Consider a simple random sample of size $n$ from a Poisson distribution with mean $\mu$. Let $\theta=P(X=0)$.

Let $T=\sum X_{i}$. Show that $\tilde{\theta}=[(n-1)/n]^{T}$ is an unbiased estimator of $\theta$.

Answer 1

In this calculation, we assume that you are familiar with the moment generating function, and know in particular that the moment generating function of a Poissson $X$ with parameter (mean) $\mu$ is given by $$M_X(t)=E(e^{tX})=e^{\mu(e^t-1)}. \tag{1}$$

Temporarily, for typing ease, let $c=\frac{n-1}{n}$. We want to find the expectation of $c^T$, that is, the expectation of $$c^{X_1+X_2+\cdots+X_n}.$$ Thus we want $$E(c^{X_1}c^{X_2}\cdots c^{X_n}).\tag{2}$$ By independence, this is the product of the expectations, which is $$(E(c^{X_1})^n.\tag{3}$$ So now we go after $E(c^{X_1}$.

Putting $t=\ln c=\ln((n-1)/n))$ in (1) we find that $$E(c^{X_1})=e^{\mu ((n-1)/n-1)}=e^{-\mu/n}.\tag{4}$$ Expression (3) tells us to take the $n$-th power of this. we get $e^{-\mu}$, which is $\theta$. This completes the proof.

Remark: For completeness, we sketch the calculation of the moment generating function.

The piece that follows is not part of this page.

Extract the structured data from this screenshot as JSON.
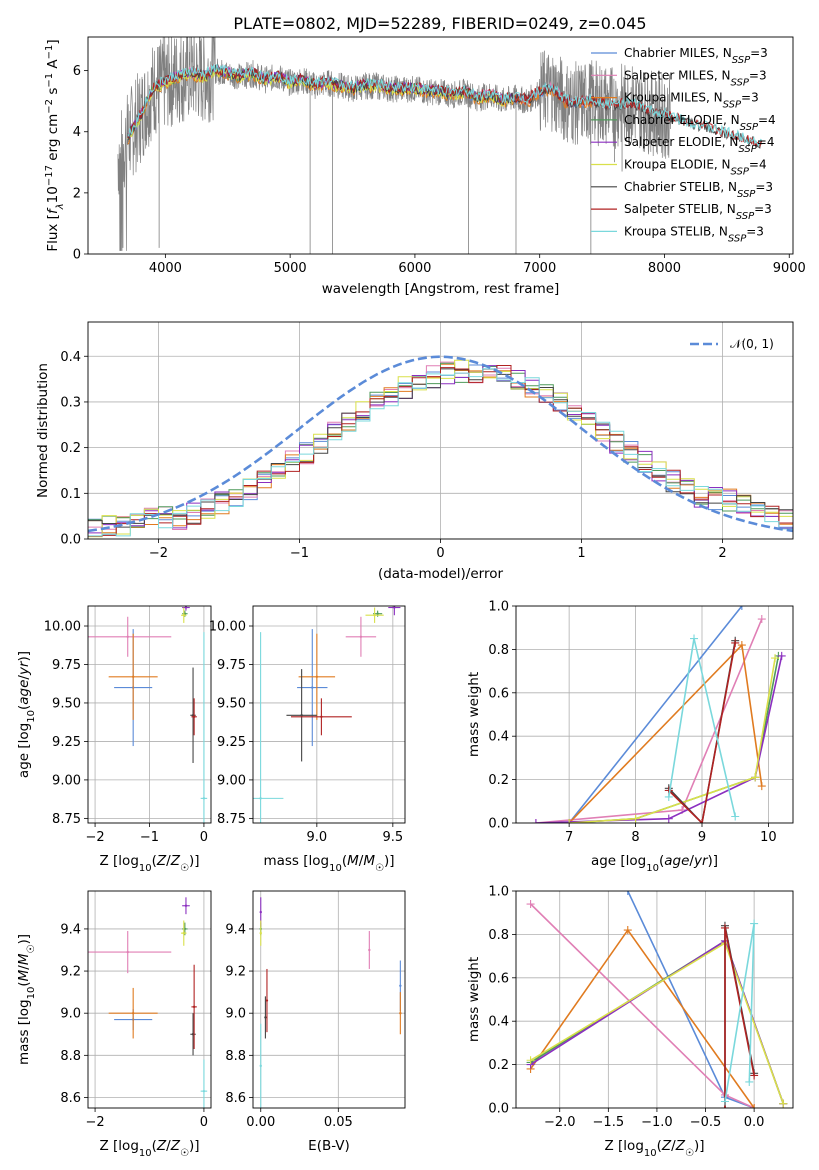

We have $$E(e^{tX})=\sum_{k=0}^\infty e^{tk} e^{-\mu}\frac{\mu^k}{k!}.$$ Reorganize this as $$e^{-\mu} \sum_{k=0}^\infty \frac{w^k}{k!},$$ where $w=\mu e^t$.

But we recognize $\sum_0^\infty \frac{w^k}{k!}$ as the series expansion of $e^w$, and now it is just a mater of putting pieces together.

Answer 2

We have $\Pr(X_1=0)=e^{-\mu}=\theta$.

Therefore $$ \theta=\mathbb E(\Pr(X_1=0\mid X_1+\cdots+X_n)). $$ So what is $$ \Pr(X_1=0\mid X_1+\cdots+X_n=x)\text{ ?} $$ It is $$ \begin{align} & {}\qquad \frac{\Pr(X_1=0\text{ and } X_1+\cdots+X_n=x)}{\Pr(X_1+\cdots+X_n=x)} = \frac{\Pr(X_1=0)\cdot\Pr(X_2+\cdots+X_n=x)}{e^{-n\mu}(n\mu)^x/(x!)} \\[10pt] & = \frac{\left(e^{-\mu}\right)\cdot\left(e^{-(n-1)\mu}((n-1)\mu)^x/(x!)\right)}{e^{-n\mu}(n\mu)^x/(x!)} = \left(\frac{n-1}{n}\right)^x \\[10pt] \end{align} $$ Therefore $$ \mathbb E\left( \left(\frac{n-1}{n}\right)^{X_1+\cdots+X_n} \right) = \theta. $$